The new building was commissioned to replace the Old Town Hall, which had been converted for use as a free library. The site selected for the new building was occupied by an old malt house which was duly demolished. It was in a street named The Bull Ring where, from the Middle Ages until 1820, the mayor's dog was decked with coloured ribbons and allowed to bait a bull, the meat from which would subsequently be given to the poor. The old ring to which the bull was tethered remains fixed to the ground outside the building.

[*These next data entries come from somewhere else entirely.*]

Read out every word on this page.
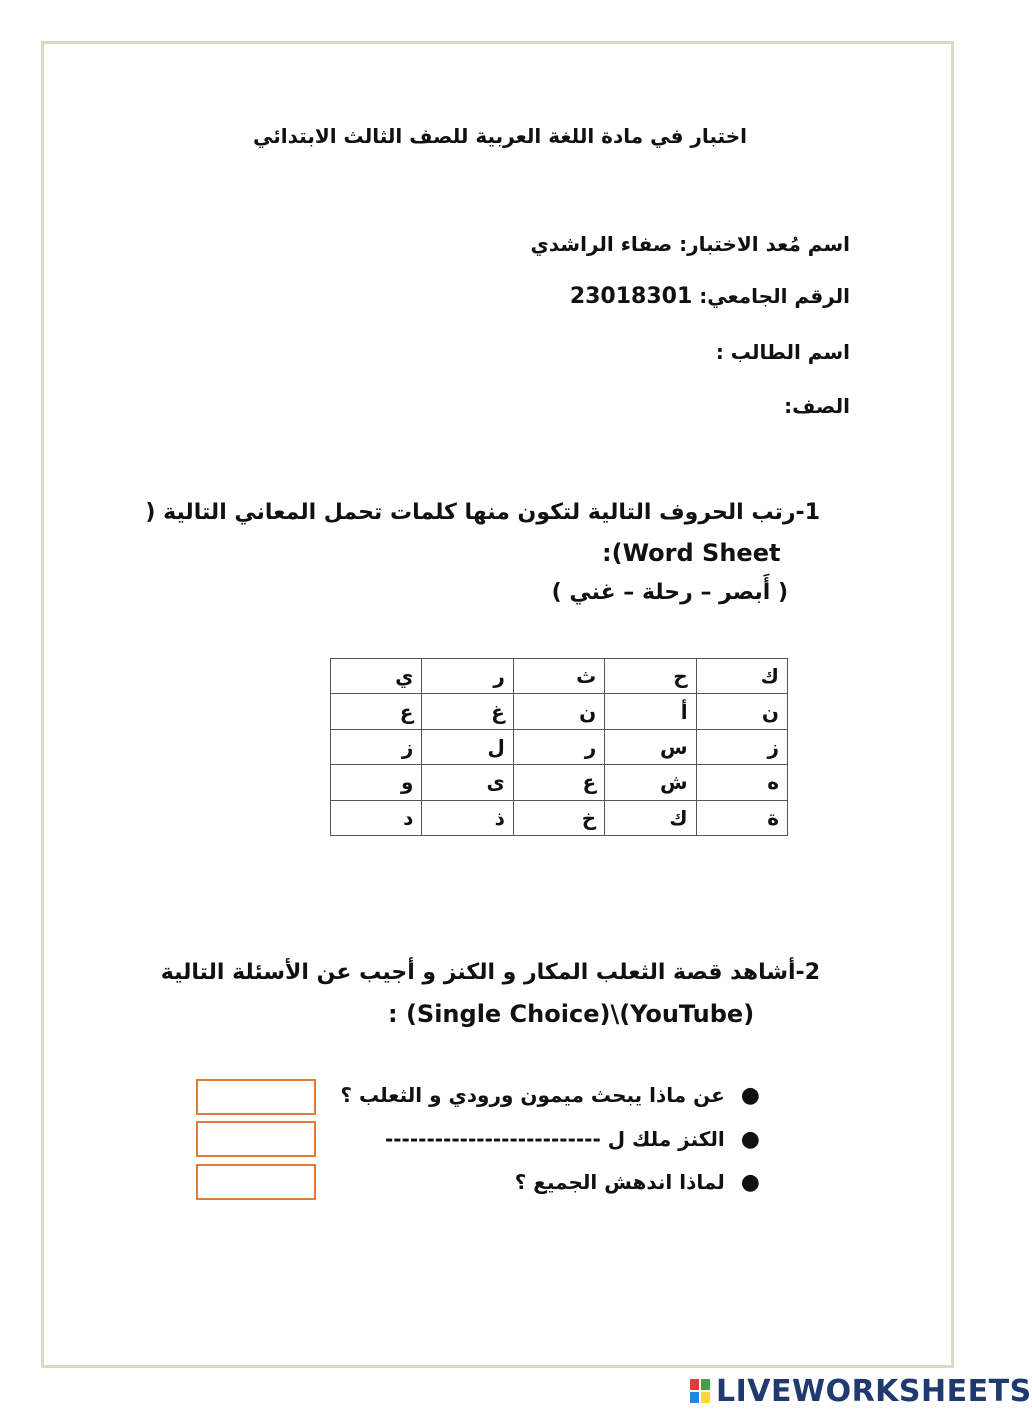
اختبار في مادة اللغة العربية للصف الثالث الابتدائي
اسم مُعد الاختبار: صفاء الراشدي
الرقم الجامعي: 23018301
اسم الطالب :
الصف:
1-رتب الحروف التالية لتكون منها كلمات تحمل المعاني التالية (
:(Word Sheet
( أَبصر – رحلة – غني )
ك	ح	ث	ر	ي
ن	أ	ن	غ	ع
ز	س	ر	ل	ز
ه	ش	ع	ى	و
ة	ك	خ	ذ	د
2-أشاهد قصة الثعلب المكار و الكنز و أجيب عن الأسئلة التالية
: (Single Choice)\(YouTube)
●عن ماذا يبحث ميمون ورودي و الثعلب ؟
●الكنز ملك ل --------------------------
●لماذا اندهش الجميع ؟
LIVEWORKSHEETS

Construction work on the new building started in 1902. It was designed by James Newman, broadly in the Arts and Crafts movement style, built in red brick, and was officially opened by Princess Beatrice on 11 February 1903. The design involved a gabled main frontage facing onto The Bull Ring. It was fenestrated by a two-storey mullioned window, which was flanked by half-timbered panels and surmounted by a wooden pediment. There was a small entrance block with a double-panelled doorway to the right. Internally, the principal room was the main hall, which was 55 feet long and 25 feet wide.

Although the building remained in the ownership of the Brading Town Trust, it also became the meeting place of Brading Town Council, which had been formed in 1895, and also accommodated the local post office.

A large wooden carving of a black bull, sculpted by local artist, Paul Sivell, was installed to the right of the town hall in late 2003.